Wir mich ma interesieren weil hier immer von wirklich sehr sehr glaub ich auf jedenfal Übertriebenen zahlen geredet wird ?


----------



## noob-rider (18. Oktober 2006)

also noway von hansjörg rey ist eig nen guter anfang als lenrlektüre, 
obwohl ich sagen muss dass seine tipps eher auf seine etwas andere geometrie bezogen sind, 
mit ner dirtschlampe sind die tipps im buch gut nachzuahmen
mit nem 26" trialbike net mehr so ganz finde ich 
daher sweet spot finden, arme gebeugt lassen und den sprung aus den beinen machen


----------



## ecols (18. Oktober 2006)

AmericanChesser schrieb:


> Das es hier grade so nen schönen Tread gibt, wie lange habt ihr so gebraucht bis ihr so aufm HR Stehen und nach vorn springen konntet ?
> Wir mich ma interesieren weil hier immer von wirklich sehr sehr glaub ich auf jedenfal Übertriebenen zahlen geredet wird ?



2 Monate, jeden Tag (wirklich) 3 Stunden üben.. Konnte zwar schon bissl nach hinten hüpfen (ohne Pedal etwa 3-5 Hüpfer) war aber auch schon 21.. nach den 2 Monaten gingen etwa 40 cm vorwärts.. sicher ist da aber noch gar nix.. und "stehen" kann fast keiner sicher.. das sieht nur in den videos der richtig guten Fahrern so aus, die machen das aber um (z.B. beim Sidehop) richtig viel Schwung mitbehnem zu können..

Trial ist keine Luschensportart die jeder einfach so machen kann.. da gehört Motivation, Wille, Ausdauer und Frustrationsfähigkeit dazu. 
Über nen Dreckhügel schreddern kann jeder..


----------



## Eisbein (18. Oktober 2006)

also ich konnte stehen (mit hüpfern) nach nem halben jahr so ungefähr.
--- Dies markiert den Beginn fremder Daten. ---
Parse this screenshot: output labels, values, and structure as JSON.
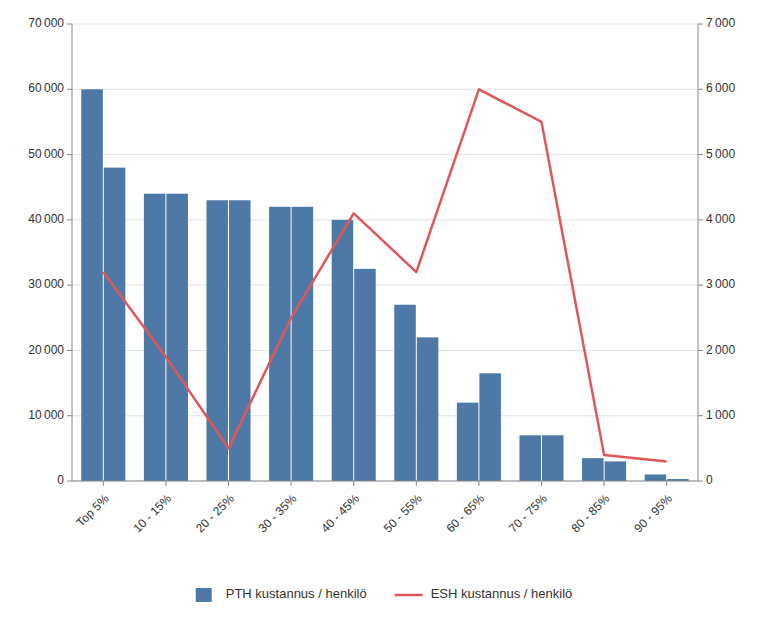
{
  "chart_data": {
    "type": "bar",
    "categories": [
      "Top 5%",
      "10 - 15%",
      "20 - 25%",
      "30 - 35%",
      "40 - 45%",
      "50 - 55%",
      "60 - 65%",
      "70 - 75%",
      "80 - 85%",
      "90 - 95%"
    ],
    "series": [
      {
        "name": "PTH kustannus / henkilö",
        "color": "#4e79a7",
        "values": [
          60000,
          44000,
          43000,
          42000,
          40000,
          27000,
          12000,
          7000,
          3500,
          1000
        ]
      },
      {
        "color": "#4e79a7",
        "values": [
          48000,
          44000,
          43000,
          42000,
          32500,
          22000,
          16500,
          7000,
          3000,
          300
        ]
      },
      {
        "name": "ESH kustannus / henkilö",
        "type": "line",
        "axis": "y2",
        "color": "#e15759",
        "values": [
          3200,
          1900,
          500,
          2500,
          4100,
          3200,
          6000,
          5500,
          400,
          300
        ]
      }
    ],
    "ylim": [
      0,
      70000
    ],
    "yticks": [
      0,
      {
        "value": 10000,
        "label": "10 000"
      },
      {
        "value": 20000,
        "label": "20 000"
      },
      {
        "value": 30000,
        "label": "30 000"
      },
      {
        "value": 40000,
        "label": "40 000"
      },
      {
        "value": 50000,
        "label": "50 000"
      },
      {
        "value": 60000,
        "label": "60 000"
      },
      {
        "value": 70000,
        "label": "70 000"
      }
    ],
    "y2lim": [
      0,
      7000
    ],
    "y2ticks": [
      0,
      {
        "value": 1000,
        "label": "1 000"
      },
      {
        "value": 2000,
        "label": "2 000"
      },
      {
        "value": 3000,
        "label": "3 000"
      },
      {
        "value": 4000,
        "label": "4 000"
      },
      {
        "value": 5000,
        "label": "5 000"
      },
      {
        "value": 6000,
        "label": "6 000"
      },
      {
        "value": 7000,
        "label": "7 000"
      }
    ],
    "grid": true,
    "legend": "bottom"
  }
}
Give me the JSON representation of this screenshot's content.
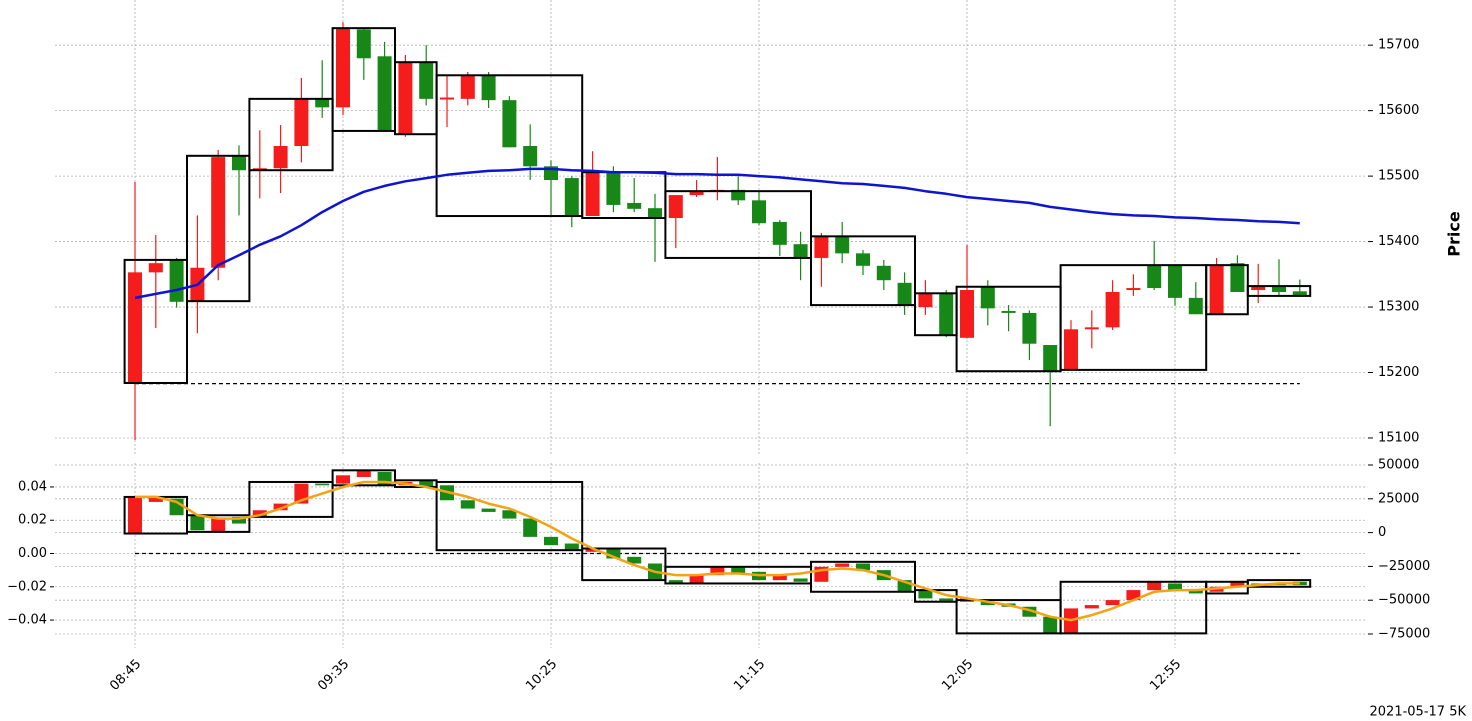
{
  "footer": "2021-05-17 5K",
  "chart_data": [
    {
      "type": "candlestick",
      "ylabel": "Price",
      "open": [
        15184,
        15353,
        15372,
        15309,
        15360,
        15531,
        15509,
        15512,
        15546,
        15619,
        15605,
        15724,
        15683,
        15564,
        15674,
        15617,
        15618,
        15654,
        15616,
        15546,
        15515,
        15497,
        15439,
        15505,
        15459,
        15451,
        15436,
        15471,
        15476,
        15479,
        15463,
        15430,
        15396,
        15375,
        15407,
        15382,
        15363,
        15337,
        15300,
        15321,
        15253,
        15331,
        15294,
        15291,
        15242,
        15204,
        15266,
        15269,
        15326,
        15364,
        15364,
        15314,
        15289,
        15367,
        15326,
        15332,
        15324
      ],
      "high": [
        15491,
        15410,
        15375,
        15440,
        15540,
        15547,
        15570,
        15578,
        15650,
        15677,
        15735,
        15726,
        15705,
        15685,
        15700,
        15654,
        15659,
        15659,
        15622,
        15579,
        15524,
        15500,
        15538,
        15515,
        15497,
        15473,
        15471,
        15494,
        15529,
        15500,
        15476,
        15433,
        15415,
        15413,
        15430,
        15387,
        15372,
        15353,
        15341,
        15326,
        15395,
        15341,
        15303,
        15295,
        15242,
        15280,
        15295,
        15341,
        15350,
        15401,
        15364,
        15338,
        15375,
        15379,
        15366,
        15373,
        15342
      ],
      "low": [
        15097,
        15268,
        15299,
        15260,
        15341,
        15440,
        15466,
        15474,
        15521,
        15589,
        15593,
        15647,
        15569,
        15560,
        15608,
        15575,
        15608,
        15604,
        15544,
        15494,
        15439,
        15422,
        15439,
        15445,
        15445,
        15369,
        15390,
        15468,
        15463,
        15456,
        15425,
        15378,
        15341,
        15331,
        15367,
        15349,
        15326,
        15288,
        15288,
        15254,
        15252,
        15272,
        15263,
        15219,
        15118,
        15204,
        15237,
        15265,
        15317,
        15326,
        15302,
        15289,
        15289,
        15323,
        15306,
        15318,
        15317
      ],
      "close": [
        15353,
        15367,
        15308,
        15360,
        15529,
        15509,
        15512,
        15546,
        15618,
        15605,
        15726,
        15680,
        15569,
        15674,
        15618,
        15620,
        15653,
        15616,
        15544,
        15515,
        15494,
        15439,
        15506,
        15456,
        15450,
        15436,
        15471,
        15477,
        15479,
        15463,
        15428,
        15395,
        15375,
        15408,
        15382,
        15363,
        15341,
        15303,
        15321,
        15257,
        15326,
        15298,
        15291,
        15244,
        15202,
        15266,
        15269,
        15323,
        15329,
        15329,
        15314,
        15289,
        15364,
        15323,
        15331,
        15323,
        15317
      ],
      "up_color": "#f51c1c",
      "down_color": "#178817",
      "line": {
        "color": "#0f14d2",
        "values": [
          15314,
          15320,
          15326,
          15334,
          15364,
          15379,
          15395,
          15408,
          15425,
          15445,
          15462,
          15476,
          15485,
          15492,
          15497,
          15502,
          15505,
          15508,
          15509,
          15511,
          15511,
          15509,
          15508,
          15506,
          15506,
          15505,
          15503,
          15503,
          15502,
          15502,
          15500,
          15498,
          15495,
          15492,
          15489,
          15488,
          15485,
          15482,
          15477,
          15473,
          15468,
          15465,
          15462,
          15459,
          15453,
          15449,
          15445,
          15442,
          15440,
          15439,
          15437,
          15436,
          15434,
          15433,
          15431,
          15430,
          15428
        ]
      },
      "boxes": [
        {
          "start": 0,
          "end": 2,
          "high": 15372,
          "low": 15184
        },
        {
          "start": 3,
          "end": 5,
          "high": 15531,
          "low": 15309
        },
        {
          "start": 6,
          "end": 9,
          "high": 15618,
          "low": 15509
        },
        {
          "start": 10,
          "end": 12,
          "high": 15726,
          "low": 15569
        },
        {
          "start": 13,
          "end": 14,
          "high": 15674,
          "low": 15564
        },
        {
          "start": 15,
          "end": 21,
          "high": 15654,
          "low": 15439
        },
        {
          "start": 22,
          "end": 25,
          "high": 15506,
          "low": 15436
        },
        {
          "start": 26,
          "end": 32,
          "high": 15477,
          "low": 15375
        },
        {
          "start": 33,
          "end": 37,
          "high": 15408,
          "low": 15303
        },
        {
          "start": 38,
          "end": 39,
          "high": 15321,
          "low": 15257
        },
        {
          "start": 40,
          "end": 44,
          "high": 15331,
          "low": 15202
        },
        {
          "start": 45,
          "end": 51,
          "high": 15364,
          "low": 15204
        },
        {
          "start": 52,
          "end": 53,
          "high": 15364,
          "low": 15289
        },
        {
          "start": 54,
          "end": 56,
          "high": 15332,
          "low": 15317
        }
      ],
      "box_color": "#000000",
      "hline": 15183,
      "ylim": [
        15074,
        15769
      ],
      "yticks": [
        15100,
        15200,
        15300,
        15400,
        15500,
        15600,
        15700
      ],
      "grid": true
    },
    {
      "type": "candlestick",
      "categories": [
        "08:45",
        null,
        null,
        null,
        null,
        null,
        null,
        null,
        null,
        null,
        "09:35",
        null,
        null,
        null,
        null,
        null,
        null,
        null,
        null,
        null,
        "10:25",
        null,
        null,
        null,
        null,
        null,
        null,
        null,
        null,
        null,
        "11:15",
        null,
        null,
        null,
        null,
        null,
        null,
        null,
        null,
        null,
        "12:05",
        null,
        null,
        null,
        null,
        null,
        null,
        null,
        null,
        null,
        "12:55",
        null,
        null,
        null,
        null,
        null,
        null
      ],
      "open": [
        0.012,
        0.031,
        0.033,
        0.023,
        0.013,
        0.022,
        0.022,
        0.026,
        0.03,
        0.042,
        0.042,
        0.046,
        0.049,
        0.041,
        0.044,
        0.041,
        0.032,
        0.027,
        0.026,
        0.021,
        0.01,
        0.006,
        0.001,
        0.003,
        -0.002,
        -0.006,
        -0.016,
        -0.018,
        -0.013,
        -0.008,
        -0.011,
        -0.016,
        -0.015,
        -0.017,
        -0.008,
        -0.006,
        -0.01,
        -0.016,
        -0.022,
        -0.027,
        -0.029,
        -0.029,
        -0.03,
        -0.032,
        -0.038,
        -0.048,
        -0.033,
        -0.031,
        -0.028,
        -0.022,
        -0.018,
        -0.022,
        -0.023,
        -0.02,
        -0.018,
        -0.018,
        -0.017
      ],
      "close": [
        0.034,
        0.034,
        0.023,
        0.014,
        0.021,
        0.018,
        0.026,
        0.03,
        0.042,
        0.041,
        0.047,
        0.05,
        0.041,
        0.043,
        0.04,
        0.032,
        0.027,
        0.025,
        0.021,
        0.01,
        0.005,
        0.002,
        0.003,
        -0.003,
        -0.006,
        -0.016,
        -0.018,
        -0.013,
        -0.008,
        -0.012,
        -0.016,
        -0.013,
        -0.017,
        -0.008,
        -0.006,
        -0.01,
        -0.016,
        -0.023,
        -0.027,
        -0.029,
        -0.027,
        -0.031,
        -0.032,
        -0.038,
        -0.048,
        -0.033,
        -0.031,
        -0.028,
        -0.022,
        -0.017,
        -0.022,
        -0.024,
        -0.02,
        -0.017,
        -0.02,
        -0.019,
        -0.019
      ],
      "up_color": "#f51c1c",
      "down_color": "#178817",
      "line": {
        "color": "#f5a214",
        "values": [
          0.034,
          0.034,
          0.031,
          0.023,
          0.021,
          0.021,
          0.023,
          0.027,
          0.032,
          0.036,
          0.04,
          0.043,
          0.043,
          0.042,
          0.04,
          0.037,
          0.034,
          0.03,
          0.027,
          0.022,
          0.016,
          0.009,
          0.003,
          -0.002,
          -0.007,
          -0.011,
          -0.013,
          -0.013,
          -0.012,
          -0.012,
          -0.013,
          -0.013,
          -0.012,
          -0.01,
          -0.009,
          -0.01,
          -0.013,
          -0.017,
          -0.021,
          -0.025,
          -0.027,
          -0.029,
          -0.031,
          -0.034,
          -0.038,
          -0.04,
          -0.037,
          -0.033,
          -0.028,
          -0.023,
          -0.022,
          -0.022,
          -0.021,
          -0.02,
          -0.019,
          -0.018,
          -0.018
        ]
      },
      "boxes": [
        {
          "start": 0,
          "end": 2,
          "high": 0.034,
          "low": 0.012
        },
        {
          "start": 3,
          "end": 5,
          "high": 0.023,
          "low": 0.013
        },
        {
          "start": 6,
          "end": 9,
          "high": 0.043,
          "low": 0.022
        },
        {
          "start": 10,
          "end": 12,
          "high": 0.05,
          "low": 0.041
        },
        {
          "start": 13,
          "end": 14,
          "high": 0.044,
          "low": 0.04
        },
        {
          "start": 15,
          "end": 21,
          "high": 0.043,
          "low": 0.002
        },
        {
          "start": 22,
          "end": 25,
          "high": 0.003,
          "low": -0.016
        },
        {
          "start": 26,
          "end": 32,
          "high": -0.008,
          "low": -0.018
        },
        {
          "start": 33,
          "end": 37,
          "high": -0.005,
          "low": -0.023
        },
        {
          "start": 38,
          "end": 39,
          "high": -0.022,
          "low": -0.029
        },
        {
          "start": 40,
          "end": 44,
          "high": -0.028,
          "low": -0.048
        },
        {
          "start": 45,
          "end": 51,
          "high": -0.017,
          "low": -0.048
        },
        {
          "start": 52,
          "end": 53,
          "high": -0.017,
          "low": -0.024
        },
        {
          "start": 54,
          "end": 56,
          "high": -0.016,
          "low": -0.02
        }
      ],
      "box_color": "#000000",
      "hline": 0,
      "ylim": [
        -0.0568,
        0.0544
      ],
      "yticks": [
        {
          "value": -0.04,
          "label": "−0.04"
        },
        {
          "value": -0.02,
          "label": "−0.02"
        },
        {
          "value": 0,
          "label": "0.00"
        },
        0.02,
        0.04
      ],
      "y2lim": [
        -85355,
        51479
      ],
      "y2ticks": [
        {
          "value": -75000,
          "label": "−75000"
        },
        {
          "value": -50000,
          "label": "−50000"
        },
        {
          "value": -25000,
          "label": "−25000"
        },
        0,
        25000,
        50000
      ],
      "grid": true
    }
  ]
}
Aber solangsam werden es immer weniger hüpfer.


----------



## trialelmi (18. Oktober 2006)

AmericanChesser schrieb:


> Das es hier grade so nen schönen Tread gibt, wie lange habt ihr so gebraucht bis ihr so aufm HR Stehen und nach vorn springen konntet ?
> Wir mich ma interesieren weil hier immer von wirklich sehr sehr glaub ich auf jedenfal Übertriebenen zahlen geredet wird ?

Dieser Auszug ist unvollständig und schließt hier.